Consider a force  $\overrightarrow{F}=-x\widehat{i}+y\widehat{j}$ . The work done by this force in moving a particle from point  $A\left(1,0\right)$ to  $B\left(0,1\right)$ along the line segment is (all quantities are in SI units)

Explanation

Parameterize the Path:

The straight line from A(1,0) to B(0,1) can be parameterized as:

r(t) = (1 - t)i + tj, where t ranges from 0 to 1.

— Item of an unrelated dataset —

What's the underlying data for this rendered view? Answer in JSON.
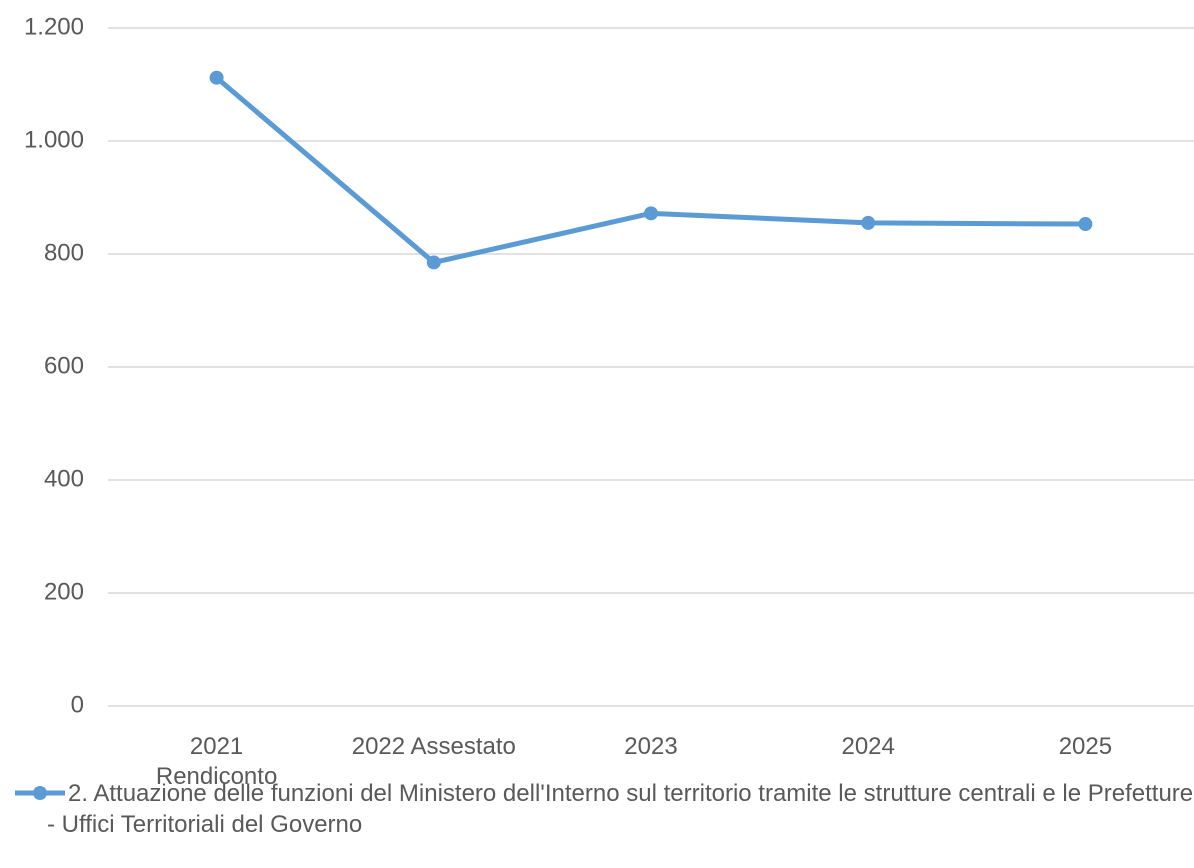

1. Compute the Differential Element:

   The differential displacement vector dr is obtained by differentiating r(t) with respect to t:

   dr = d(r(t))/dt dt = (-i + j) dt.

2. Evaluate the Force Along the Path:

   Substitute r(t) into the force F:

   F(r(t)) = -xi + yj = -(1 - t)i + tj.

3. Compute the Dot Product:

   The dot product F · dr is:

   F · dr = [-(1 - t)i + tj] · [-i + j] = (1 - t) + t = 1.

4. Integrate Along the Path:

   Integrate the dot product over the parameter t from 0 to 1 to find the work done:

   W = ∫ from 0 to 1 of 1 dt = [t] from 0 to 1 = 1.

Final Answer

The work done by the force in moving the particle from point A to point B along the line segment is 1 joule.